Re: Jenkins-based Continuous



On Thu, Oct 16, 2014, at 07:38 AM, Vadim Rutkovsky wrote:

 3. Each component is build built separately.

I don't understand that - with Continuous I was intentionally trying to
get away from the "package" mindset of lots of individual little
fiefdoms.

In reality things *do* depend on each other.  When glib changes, that
can affect gtk+, gtk+ changes affect apps, etc.  And thus it makes sense
to build and test wholes, not parts.

Both build time and runtime.  When glib changes the gtk+ buildroot needs
to be updated.

fter each build the task
 builds a runtime image and runs smoketests.

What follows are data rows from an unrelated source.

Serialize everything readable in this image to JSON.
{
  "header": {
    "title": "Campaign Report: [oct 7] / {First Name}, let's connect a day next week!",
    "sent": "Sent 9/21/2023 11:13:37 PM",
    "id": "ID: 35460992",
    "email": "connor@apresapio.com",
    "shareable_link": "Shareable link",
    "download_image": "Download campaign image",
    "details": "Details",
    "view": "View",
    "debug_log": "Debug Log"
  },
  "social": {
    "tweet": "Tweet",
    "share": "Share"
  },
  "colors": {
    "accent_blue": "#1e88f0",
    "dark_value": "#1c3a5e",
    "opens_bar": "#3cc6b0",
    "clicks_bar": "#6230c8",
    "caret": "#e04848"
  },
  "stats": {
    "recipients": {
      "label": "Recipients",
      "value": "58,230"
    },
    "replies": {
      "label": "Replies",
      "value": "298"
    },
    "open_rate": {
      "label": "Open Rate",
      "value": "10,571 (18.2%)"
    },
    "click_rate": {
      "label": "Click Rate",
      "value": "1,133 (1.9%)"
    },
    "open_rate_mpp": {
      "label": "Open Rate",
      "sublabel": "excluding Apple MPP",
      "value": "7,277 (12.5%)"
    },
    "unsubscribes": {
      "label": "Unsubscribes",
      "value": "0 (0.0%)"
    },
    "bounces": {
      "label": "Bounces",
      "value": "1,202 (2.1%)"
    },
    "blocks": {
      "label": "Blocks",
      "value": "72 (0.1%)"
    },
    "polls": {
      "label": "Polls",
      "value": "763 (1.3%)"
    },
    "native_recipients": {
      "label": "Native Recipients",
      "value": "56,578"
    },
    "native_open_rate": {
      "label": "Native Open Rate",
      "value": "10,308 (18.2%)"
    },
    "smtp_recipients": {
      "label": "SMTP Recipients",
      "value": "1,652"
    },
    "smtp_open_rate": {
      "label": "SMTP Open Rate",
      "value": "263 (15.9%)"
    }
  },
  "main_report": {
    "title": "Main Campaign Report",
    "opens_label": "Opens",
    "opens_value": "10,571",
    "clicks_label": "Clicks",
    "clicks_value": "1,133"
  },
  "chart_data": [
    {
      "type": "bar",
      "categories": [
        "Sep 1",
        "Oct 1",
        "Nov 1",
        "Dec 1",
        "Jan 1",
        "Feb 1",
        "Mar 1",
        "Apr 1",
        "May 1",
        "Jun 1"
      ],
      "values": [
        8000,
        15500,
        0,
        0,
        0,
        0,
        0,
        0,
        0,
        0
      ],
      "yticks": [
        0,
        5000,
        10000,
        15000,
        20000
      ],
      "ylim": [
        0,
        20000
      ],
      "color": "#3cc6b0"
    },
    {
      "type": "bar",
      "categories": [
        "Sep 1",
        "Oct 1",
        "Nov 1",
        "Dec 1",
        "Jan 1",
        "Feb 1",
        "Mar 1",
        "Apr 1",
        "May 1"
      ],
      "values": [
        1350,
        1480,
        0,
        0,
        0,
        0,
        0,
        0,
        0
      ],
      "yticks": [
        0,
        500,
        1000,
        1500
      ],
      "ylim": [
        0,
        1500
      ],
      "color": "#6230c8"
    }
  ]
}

Hm, is this using jenkins master/slave, so this gets parallelized across
hosts?

 5. As all component tasks are scripted, any commit to gnome-continuous
 repo will reconfigure tasks automatically - this would allow seamless
 tagging component and their adding/removal.

Interesting.

 1. If one component fails to build the tasks won't get stopped

There's a spectrum here.  If gtk+ fails to build, the whole train should
stop.  I'd agree though we want applications to be independent (and this
gets to containerizing).

 2. The build queue clearly shows what tasks are happening and about to
 happen, along with time metrics, git changes and direct console output

I'll admit Jenkins has a much better out of the box experience here. 
Though I'm still very wary of exposing anything that's privileged enough
to affect the build process to the Internet.

The fact that you can only change Continuous via "git commit" which is
audited/tracked, and has its own robust authentication mechanisms I see
as a major plus.

In a short discussion Colin's main consideration was security. I guess
we'd better set anonymous users to read-only (and even hide some jobs if
needed) and create accounts for the interested people (or use gnome's
LDAP data if available).

Even better to run Jenkins as a separate uid with no write access to the
OSTree repository, etc, and ACLs to read-only.

However there's another important question here - do we require Jenkins
for the developer scenario?  If I want to hack locally on my laptop,
"ostbuild make -n build" with override git repos still works?